The first Spot.Us story involved an investigation of the role ethanol will play in California’s energy network. Reported by Madrigal, 13 supporters donated $250 in 11 days to enable him to report this story. Six months later, investigative proposals on Spot.Us were receiving an average of $750 donated by 35 to 40 supporters.

It seems to be a time-honored journalistic tradition to launch partnerships over beer. So whatever else David Cohn and I might have gone on to do differently, know that some things are still sacred among reporters.

That night, as I heard his Spot.Us idea, I knew I wanted to be involved. Floating around the San Francisco reporting scene, I’d heard plenty of ideas for new Web sites, but they all relied on the same advertising model—Punch-a-Monkey ad sales. Few people were thinking about new business models, particularly one requiring people to donate money to pay reporters to do stories.

So happens that a year before, I talked with a very smart, young engineer who spun some yarns about how corn-based fuels get from Iowa fields to California refineries. He’d convinced me that there was a story in the fragility of the biofuels transportation infrastructure in our state and that ethanol’s role in our state’s energy system could bear deeper examination. At any minute, this engineer said, a derailed train could make the whole enterprise a very difficult proposition.

The story was a little too local for my day job at Wired and a little too technical for San Francisco Magazine. It stuck with me, however, as a story in search of a home. When I’d hear a train whistle or read another overheated story about biofuels, I’d say, “You know, I should write that story.” So I wrote up a quick pitch for Spot.Us, and to my great surprise in 11 days various people had come to the Web site, read my proposal, and decided to fund my story.

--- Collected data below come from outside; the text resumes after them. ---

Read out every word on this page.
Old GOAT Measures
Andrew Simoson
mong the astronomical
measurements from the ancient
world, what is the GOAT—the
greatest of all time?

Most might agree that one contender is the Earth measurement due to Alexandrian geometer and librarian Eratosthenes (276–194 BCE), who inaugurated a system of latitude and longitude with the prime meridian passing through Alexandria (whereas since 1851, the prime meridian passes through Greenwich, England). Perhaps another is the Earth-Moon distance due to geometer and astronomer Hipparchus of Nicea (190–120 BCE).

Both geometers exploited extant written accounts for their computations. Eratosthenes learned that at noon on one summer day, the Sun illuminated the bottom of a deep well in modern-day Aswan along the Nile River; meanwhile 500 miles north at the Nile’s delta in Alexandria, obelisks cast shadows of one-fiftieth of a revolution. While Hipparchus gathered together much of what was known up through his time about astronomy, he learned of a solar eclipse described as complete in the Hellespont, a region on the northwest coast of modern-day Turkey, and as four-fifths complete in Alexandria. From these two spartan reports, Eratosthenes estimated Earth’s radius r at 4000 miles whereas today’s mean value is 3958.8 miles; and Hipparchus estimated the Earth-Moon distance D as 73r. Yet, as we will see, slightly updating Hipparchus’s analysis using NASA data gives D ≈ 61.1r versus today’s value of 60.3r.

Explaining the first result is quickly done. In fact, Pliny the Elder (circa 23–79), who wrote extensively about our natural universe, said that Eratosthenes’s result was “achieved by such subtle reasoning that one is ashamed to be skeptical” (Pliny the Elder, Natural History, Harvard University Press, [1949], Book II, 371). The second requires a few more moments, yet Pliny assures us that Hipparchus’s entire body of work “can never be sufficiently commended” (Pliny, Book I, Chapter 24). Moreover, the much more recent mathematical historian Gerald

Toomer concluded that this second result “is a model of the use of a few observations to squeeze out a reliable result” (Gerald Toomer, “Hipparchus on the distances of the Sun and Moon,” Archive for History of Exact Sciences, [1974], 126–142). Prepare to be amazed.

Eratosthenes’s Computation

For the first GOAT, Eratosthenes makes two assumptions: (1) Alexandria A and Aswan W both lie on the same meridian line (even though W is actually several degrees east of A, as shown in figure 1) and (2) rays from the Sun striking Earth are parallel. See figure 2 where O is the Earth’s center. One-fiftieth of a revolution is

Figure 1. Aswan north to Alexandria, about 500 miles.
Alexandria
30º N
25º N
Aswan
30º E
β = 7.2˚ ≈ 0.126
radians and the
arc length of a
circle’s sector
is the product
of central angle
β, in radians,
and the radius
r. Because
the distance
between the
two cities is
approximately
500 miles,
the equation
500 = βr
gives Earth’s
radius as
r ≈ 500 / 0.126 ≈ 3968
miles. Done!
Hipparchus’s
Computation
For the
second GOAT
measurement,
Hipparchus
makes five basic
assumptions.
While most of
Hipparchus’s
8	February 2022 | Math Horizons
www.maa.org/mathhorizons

People—OK, only other journalists—often ask me, “Did you think about who was funding your story?” Sure, I did. I wanted to thank them by providing the most honest reporting I could. Even if I’d wanted to write what the funders wanted, I don’t think I could have. It would have taken a lot of research just to figure out their angle on biofuels. As I told a Dutch weekly when they interviewed me about it, “There was no John ‘I Love Ethanol’ Smith on the [funders] list.” And besides, this was my story that they’d agreed to fund, and I was the one going to report it. None of my funders contacted me or in any way suggested that I push the story in a given direction.

It’s easy to take potshots at Spot.Us in a vacuum. Wouldn’t it be great if reporters could be paid by unmarked bills falling from the sky? Then we could write about anything we wanted. But there is a monetary system that supports journalists, which can’t be ignored, even though that seems to be the basis for a lot of old-school ethical thought.

Take my day job. Wired is an advertising-supported publication and Wired Science, my particular section, often gets ads purchased by the same companies, Shell and Chevron, mostly. Every day I see their ads next to my stories. Sometimes, the colors of our logo (fortuitously) even match their ads. At the end of the day, I know who pays my salary, and it’s only nominally Conde Nast. But that doesn’t change the responsibility that I have to our readers to report from as close to the locus of truth as I can.

Reporting for Spot.Us, where money directly changes hands, is the same as reporting any story for Wired.com. For Spot.Us, the ethical promise inheres in the transparency of the funding. In traditional reporting, my ethics supposedly remain uncompromised because of the opacity of the firewall between our advertising sales team and me. But that firewall is narrow; it doesn’t take much to peek around and see the inner workings of the machine staring back at me from a set of Shell ads deployed on my stories about climate change.

Granted, with my ethanol story, I had it relatively easy. I only made $250, and the story I was trying to tell wasn’t really about the good or evil of ethanol. It was about how the ethanol system works—illuminating facts about government regulations, the number of unit trains carrying ethanol, and future mandates. This left open further debate about the substance’s merits.

I wasn’t investigating the Oakland police shooting of Oscar Grant, that’s for sure. But the principles that I had to hold close—that journalists and fact finders of all stripes have to hold close—remained the same. Get my boots on the ground and ask people who know. Follow my nose for the truth. Don’t trust everything I’m told. Act in good faith. No matter who paid for what, those who read the product depend on an individual reporter and his or her conscience to report the truth.

If we lose faith that reporters can do that, we’ve got bigger problems than crowdfunded investigative journalism.

Alexis Madrigal reports on energy and science at Wired.com.